Knowing what to focus on at each growth stage is essential when you’re a small business owner. You have limited resources, a big vision and a lot of pressure. Because of this, small business owners sometimes follow the “Hit and Hope” approach – the way a beginner pool player strikes the cue ball without actually aiming for anything, but hoping something sinks. I’ve found myself doing this a number of times, and it’s always helpful to use metrics and business growth stages to regain my focus.
A good way to get perspective on what needs to be done is to first imagine how your business will grow over time. Next, focus on where you are now and what is most important for your current stage of growth. This will help you prioritise what’s most important.
At Yoco, we’ve walked the path from a small band of four founders to a passionate team of 50 talented people. What we focus on now is very different to what we focused on in the beginning, and while our mission to empower entrepreneurs remains a constant guide, our immediate focus and key metrics continue to evolve.
After analysing our own growth we’ve identified with these four business growth stages
Knowing your business growth stage and focus is a great start, but it’s critical to implement metrics. Having focus without tracking metrics is a bit like trying to win a sports match without keeping score. You can’t align your team, measure your success or know how to improve.
Let’s take a look at what business owners should focus on at each growth stage and how they can align their metrics.
The ‘Start’ Stage: Product – Market Fit
It’s important to understand and monitor your sales from the very beginning. Even if sales are so low you can recite them in your sleep, you should still track and record them. It’s a good habit to get into and you’ll thank yourself later.
Along with sales figures, keep track of who is using your product and what they like or what could be improved. Make experimenting part of your daily tasks.
Maintaining a record of these learnings should help to improve your product, including what your customers want, what they are willing to pay, and how much you should or could charge. If you start worrying about how to scale and how much profit you can make, stop yourself and refocus. The most important thing right now is how to improve your product or service, and make your first customers so happy that they’ll come back for more.
Yoco started with five beta businesses – most of whom were friends of friends. We did personal deliveries, tracked how they used the app and recorded every complaint, compliment and suggestion. One of our key metrics was the transaction error rate and how likely customers were to refer others to us (net promoter score).
The ‘Build’ Stage: Streamline your processes
By now, you should have a product or service that your existing customers love and a market that wants what you have to offer. If you feel like there is too much demand and you don’t know how to keep up, then it’s definitely time to refocus.
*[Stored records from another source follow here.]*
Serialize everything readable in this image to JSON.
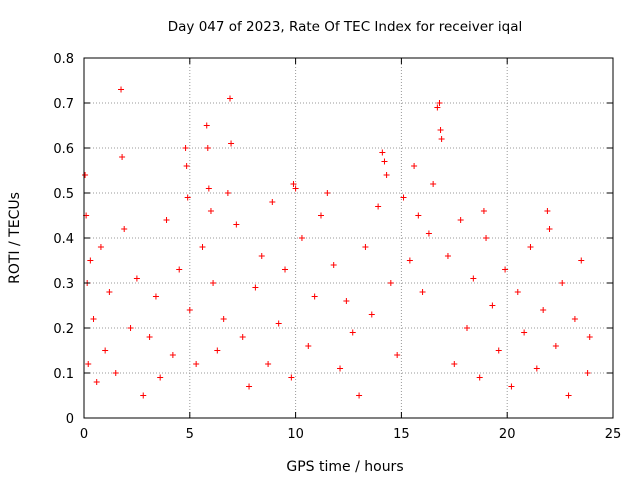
{
  "chart_data": {
    "type": "scatter",
    "title": "Day 047 of 2023, Rate Of TEC Index for receiver iqal",
    "xlabel": "GPS time / hours",
    "ylabel": "ROTI / TECUs",
    "xlim": [
      0,
      25
    ],
    "ylim": [
      0,
      0.8
    ],
    "x_ticks": [
      0,
      5,
      10,
      15,
      20,
      25
    ],
    "x_tick_labels": [
      "0",
      "5",
      "10",
      "15",
      "20",
      "25"
    ],
    "y_ticks": [
      0,
      0.1,
      0.2,
      0.3,
      0.4,
      0.5,
      0.6,
      0.7,
      0.8
    ],
    "y_tick_labels": [
      "0",
      "0.1",
      "0.2",
      "0.3",
      "0.4",
      "0.5",
      "0.6",
      "0.7",
      "0.8"
    ],
    "grid": true,
    "marker": "plus",
    "color": "#ff0000",
    "series": [
      {
        "x": [
          0.05,
          0.1,
          0.15,
          0.2,
          0.3,
          0.45,
          0.6,
          0.8,
          1.0,
          1.2,
          1.5,
          1.75,
          1.8,
          1.9,
          2.2,
          2.5,
          2.8,
          3.1,
          3.4,
          3.6,
          3.9,
          4.2,
          4.5,
          4.8,
          4.85,
          4.9,
          5.0,
          5.3,
          5.6,
          5.8,
          5.85,
          5.9,
          6.0,
          6.1,
          6.3,
          6.6,
          6.8,
          6.9,
          6.95,
          7.2,
          7.5,
          7.8,
          8.1,
          8.4,
          8.7,
          8.9,
          9.2,
          9.5,
          9.8,
          9.9,
          10.0,
          10.3,
          10.6,
          10.9,
          11.2,
          11.5,
          11.8,
          12.1,
          12.4,
          12.7,
          13.0,
          13.3,
          13.6,
          13.9,
          14.1,
          14.2,
          14.3,
          14.5,
          14.8,
          15.1,
          15.4,
          15.6,
          15.8,
          16.0,
          16.3,
          16.5,
          16.7,
          16.8,
          16.85,
          16.9,
          17.2,
          17.5,
          17.8,
          18.1,
          18.4,
          18.7,
          18.9,
          19.0,
          19.3,
          19.6,
          19.9,
          20.2,
          20.5,
          20.8,
          21.1,
          21.4,
          21.7,
          21.9,
          22.0,
          22.3,
          22.6,
          22.9,
          23.2,
          23.5,
          23.8,
          23.9
        ],
        "y": [
          0.54,
          0.45,
          0.3,
          0.12,
          0.35,
          0.22,
          0.08,
          0.38,
          0.15,
          0.28,
          0.1,
          0.73,
          0.58,
          0.42,
          0.2,
          0.31,
          0.05,
          0.18,
          0.27,
          0.09,
          0.44,
          0.14,
          0.33,
          0.6,
          0.56,
          0.49,
          0.24,
          0.12,
          0.38,
          0.65,
          0.6,
          0.51,
          0.46,
          0.3,
          0.15,
          0.22,
          0.5,
          0.71,
          0.61,
          0.43,
          0.18,
          0.07,
          0.29,
          0.36,
          0.12,
          0.48,
          0.21,
          0.33,
          0.09,
          0.52,
          0.51,
          0.4,
          0.16,
          0.27,
          0.45,
          0.5,
          0.34,
          0.11,
          0.26,
          0.19,
          0.05,
          0.38,
          0.23,
          0.47,
          0.59,
          0.57,
          0.54,
          0.3,
          0.14,
          0.49,
          0.35,
          0.56,
          0.45,
          0.28,
          0.41,
          0.52,
          0.69,
          0.7,
          0.64,
          0.62,
          0.36,
          0.12,
          0.44,
          0.2,
          0.31,
          0.09,
          0.46,
          0.4,
          0.25,
          0.15,
          0.33,
          0.07,
          0.28,
          0.19,
          0.38,
          0.11,
          0.24,
          0.46,
          0.42,
          0.16,
          0.3,
          0.05,
          0.22,
          0.35,
          0.1,
          0.18
        ]
      }
    ]
  }
}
Your focus needs to shift from improving your product to formalising your business. Meet the increased demand by getting the right tools, people and structures in place. For example, a simple customer engagement and back-office system will help you deal with additional customers and suppliers.
This growth stage will require you to go beyond just tracking your sales, but now to include the tracking of ‘jobs to be done’ by you and your team. Your starting point should be to think about these metrics from your customer’s perspective – what do you want your customer to experience when dealing with your business, and then work back to what has to be done internally to make that experience possible.
Your metrics are a way to keep track of whether you are meeting your customer’s expectations, and quickly identifying if you have missed something so that you can proactively resolve the issue with the customer. These are the processes that will allow you to optimise your product or deliver your service at scale.
When Yoco was at this stage we had about 200 customers. We increased our operations team and focused on how our customers were on-boarded and received their card readers. Our focus metrics were: Time taken for someone to sign-up online, how many days to deliver a card-reader, the number of support requests received, and import batch sizes for our card readers.
The ‘Grow’ Stage: Optimise sales and marketing
Once you have a stable operation and are consistently meeting customer demands [without impacting the customer’s experience], you’re at the beginning of the ‘Grow’ phase and ready to focus on exponentially increasing demand.
During this stage, you want to be able to focus on one or two metrics that are clear indicators of growth for your business. The number of new customers or the amount of revenue per month is a good example, but remember each business is different. The metric should be straightforward and something that is relevant to everyone in your team.
Tracking these metrics every week or month allows you and your team to have regular, focused conversations about what is holding you back from growing the business and suggesting ways to improve in order to achieve your targets. The goal is to learn how to control key metrics and know what factors will (and won’t) influence them. For example, having a 20% off sale will result in approximately X new customers and Y revenue. Hiring an additional sales person will lead to X more phone calls and Y more customers.
Toward the end of this phase, you want to focus on how much it costs you to acquire a new customer and the profits you’re making per customer. It is important that before you start scaling, you’ve made your operations so efficient that you’re able to gain more profits from your customers than what you’re spending to acquire them.
When Yoco crossed over the 1000 customer mark we were in a position where we were confident in our product and the quality of service we offered. Our focus switched to testing new growth channels, partnerships and sales processes. Our focus metrics were now conversion rates, daily sales and cost to acquire a customer.